Biraz uğraşarak telefonu açtım ve kulağıma dayadım. "Aras geldi mi?" Diye umutla sordum. Sıkıntılı bir nefes verme sesi geldiğinde sigaramı dudaklarıma yaklaştırıp derin bir nefes çektim.
"Gelmedi." Dumanı yavaşça havaya üfledim. "Sen bir şey bulabildin mi, Doruk'la ilgili?"
"Hayır, saatlerdir boş boş geziyorum sokakları."
"İnşaatın ora-" Sözünü kestim.
"Oraya da gittim kaç kere, tüm adamlara sordum; Doruk geri geldi mi diye. Ama hiç kimse görmemiş onu."
Zehirli dumanı tekrardan ciğerlerime doldurdum.
"Yapma ya." Dedi Taner sıkıntıyla. "Neredeyse sabah olacak Yamaç, sen de eve gel, iki lokma bir şey ye. Bayılacaksın."
Gökyüzüne baktım. Güneş doğmak üzereydi. On iki saat kadar bir süredir Doruk yoktu. On iki saat.
Ben aç değildim, Taner'in dediği gibi bayılma ihtimalim yoktu. Hem Doruk'un nerede olduğunu, güvende olup olmadığını bilmeden nasıl yemek yiyecektim.
Onu sokaklarda aramanın bir faydası olmadığından emin olmuştum. Doruk bu sokaklarda değildi. Çoktan uzaklaşmıştı buralardan.
"Geliyorum." Diyerek kapatmayı unutup telefonu cebime koydum. Zaten saniyeler sonra ekranın ışığı sönmüştü.
Ayağa kalkıp izmariti söndürerek çöpe attım. Saatlerdir yaptığım gibi koşmak yerine ellerimi cebime koyup yavaş adımlarla yürümeye başladım. Çok geçmeden zihnim tekrardan sorularla dolmaya başlamıştı.
O adam Doruk evden kaçtığı için ona tekrardan zarar verir miydi?
Doruk'un omuzundan karnına uzanan yanık lekelerini o adam, Doruk evden kaçtı diye yapmıştı. Yine buna benzer bir şey yapar mıydı?
Ya da ben bir şekilde Doruk'u bulmadan önce ona tekrardan dokunur muydu?
Dişleri sıktım. Ona zarar vermemesi gerekiyordu, benim buna izin vermemem gerekiyordu...
Peki ben Doruk'u bulabilecek miydim?

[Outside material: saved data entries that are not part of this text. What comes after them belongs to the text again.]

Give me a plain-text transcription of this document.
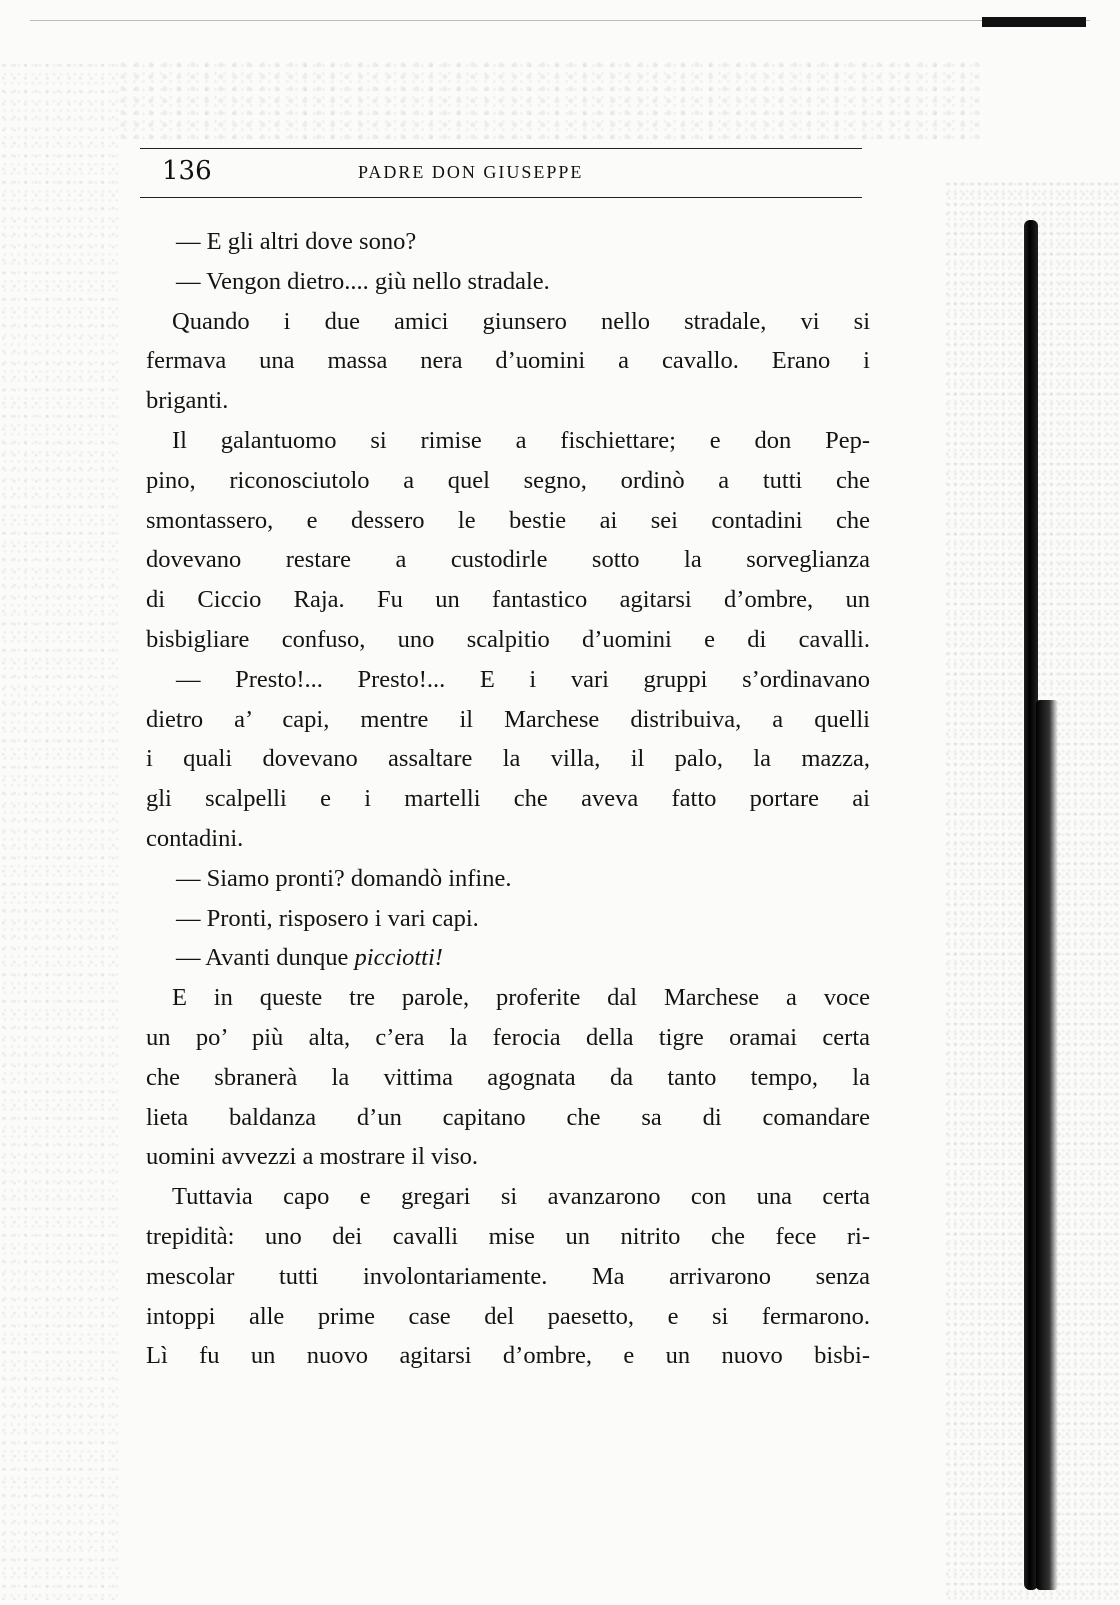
136	PADRE DON GIUSEPPE
— E gli altri dove sono?
— Vengon dietro.... giù nello stradale.
Quando i due amici giunsero nello stradale, vi si
fermava una massa nera d’uomini a cavallo. Erano i
briganti.
Il galantuomo si rimise a fischiettare; e don Pep-
pino, riconosciutolo a quel segno, ordinò a tutti che
smontassero, e dessero le bestie ai sei contadini che
dovevano restare a custodirle sotto la sorveglianza
di Ciccio Raja. Fu un fantastico agitarsi d’ombre, un
bisbigliare confuso, uno scalpitio d’uomini e di cavalli.
— Presto!... Presto!... E i vari gruppi s’ordinavano
dietro a’ capi, mentre il Marchese distribuiva, a quelli
i quali dovevano assaltare la villa, il palo, la mazza,
gli scalpelli e i martelli che aveva fatto portare ai
contadini.
— Siamo pronti? domandò infine.
— Pronti, risposero i vari capi.
— Avanti dunque picciotti!
E in queste tre parole, proferite dal Marchese a voce
un po’ più alta, c’era la ferocia della tigre oramai certa
che sbranerà la vittima agognata da tanto tempo, la
lieta baldanza d’un capitano che sa di comandare
uomini avvezzi a mostrare il viso.
Tuttavia capo e gregari si avanzarono con una certa
trepidità: uno dei cavalli mise un nitrito che fece ri-
mescolar tutti involontariamente. Ma arrivarono senza
intoppi alle prime case del paesetto, e si fermarono.
Lì fu un nuovo agitarsi d’ombre, e un nuovo bisbi-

Bulabilsem bile o adamdan nasıl alacaktım?
Bir elimle saçlarımı karıştırdım. Saatlerdir her ihtimali düşünüp durduğum için başım ağrıyordu.

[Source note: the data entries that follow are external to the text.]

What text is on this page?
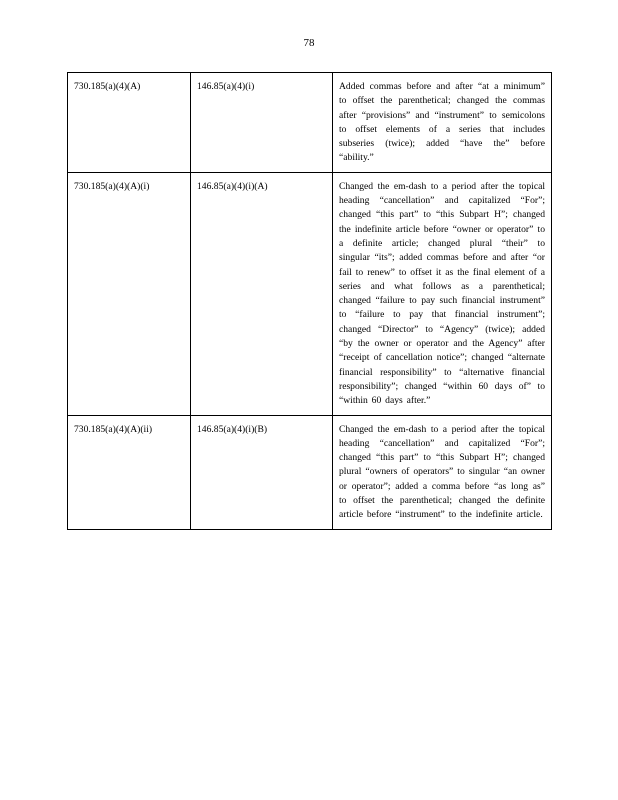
78
730.185(a)(4)(A)	146.85(a)(4)(i)	Added commas before and after “at a minimum” to offset the parenthetical; changed the commas after “provisions” and “instrument” to semicolons to offset elements of a series that includes subseries (twice); added “have the” before “ability.”
730.185(a)(4)(A)(i)	146.85(a)(4)(i)(A)	Changed the em-dash to a period after the topical heading “cancellation” and capitalized “For”; changed “this part” to “this Subpart H”; changed the indefinite article before “owner or operator” to a definite article; changed plural “their” to singular “its”; added commas before and after “or fail to renew” to offset it as the final element of a series and what follows as a parenthetical; changed “failure to pay such financial instrument” to “failure to pay that financial instrument”; changed “Director” to “Agency” (twice); added “by the owner or operator and the Agency” after “receipt of cancellation notice”; changed “alternate financial responsibility” to “alternative financial responsibility”; changed “within 60 days of” to “within 60 days after.”
730.185(a)(4)(A)(ii)	146.85(a)(4)(i)(B)	Changed the em-dash to a period after the topical heading “cancellation” and capitalized “For”; changed “this part” to “this Subpart H”; changed plural “owners of operators” to singular “an owner or operator”; added a comma before “as long as” to offset the parenthetical; changed the definite article before “instrument” to the indefinite article.
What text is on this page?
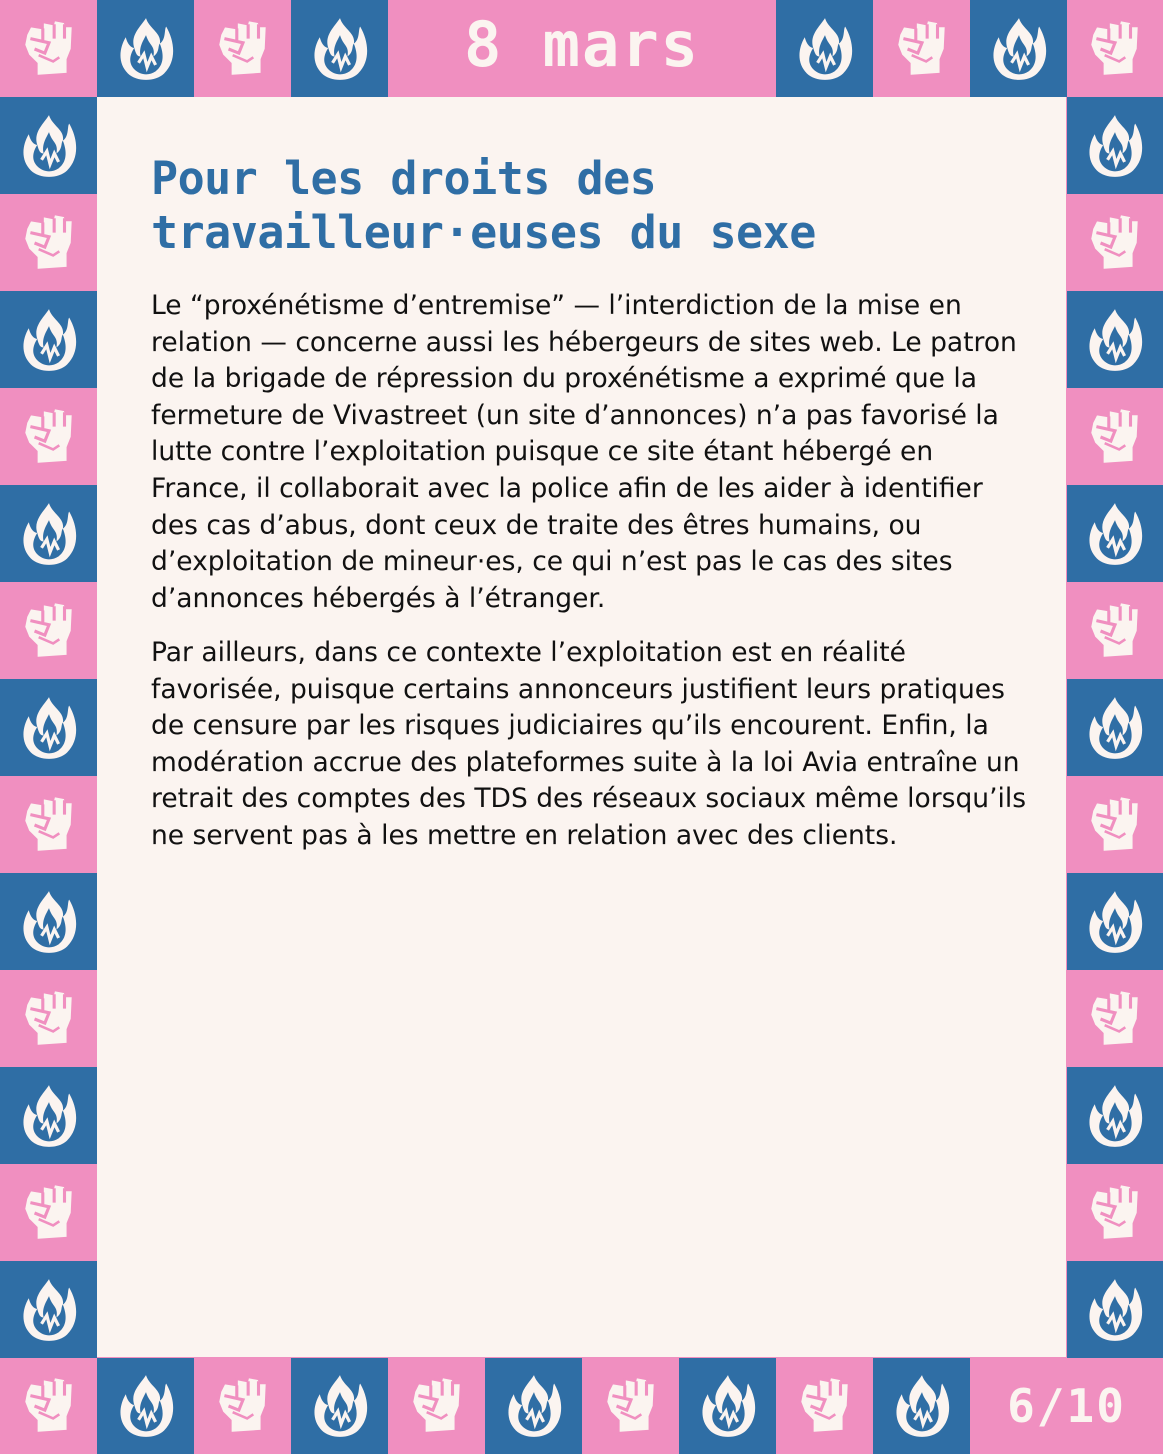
8 mars
6/10
Pour les droits des
travailleur·euses du sexe

Le “proxénétisme d’entremise” — l’interdiction de la mise en
relation — concerne aussi les hébergeurs de sites web. Le patron
de la brigade de répression du proxénétisme a exprimé que la
fermeture de Vivastreet (un site d’annonces) n’a pas favorisé la
lutte contre l’exploitation puisque ce site étant hébergé en
France, il collaborait avec la police afin de les aider à identifier
des cas d’abus, dont ceux de traite des êtres humains, ou
d’exploitation de mineur·es, ce qui n’est pas le cas des sites
d’annonces hébergés à l’étranger.

Par ailleurs, dans ce contexte l’exploitation est en réalité
favorisée, puisque certains annonceurs justifient leurs pratiques
de censure par les risques judiciaires qu’ils encourent. Enfin, la
modération accrue des plateformes suite à la loi Avia entraîne un
retrait des comptes des TDS des réseaux sociaux même lorsqu’ils
ne servent pas à les mettre en relation avec des clients.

Dakikalar sonrasında Taner'in evinin önüne gelince yumruk yaptığım elimle kapıya vurdum birkaç kere. Çok geçmeden kapı açıldı. Bu sefer akıl edip ayakkabılarımı çıkartmıştım. Salona geçmeden önce mutfağa ilerledim. Büyük bir bardak çıkarıp su doldurdum ve içtim. Çeneme akan bir damla suyu baş parmağımla silerken salona geçip yorgun bedenimi koltuklardan birinin üzerine bıraktım.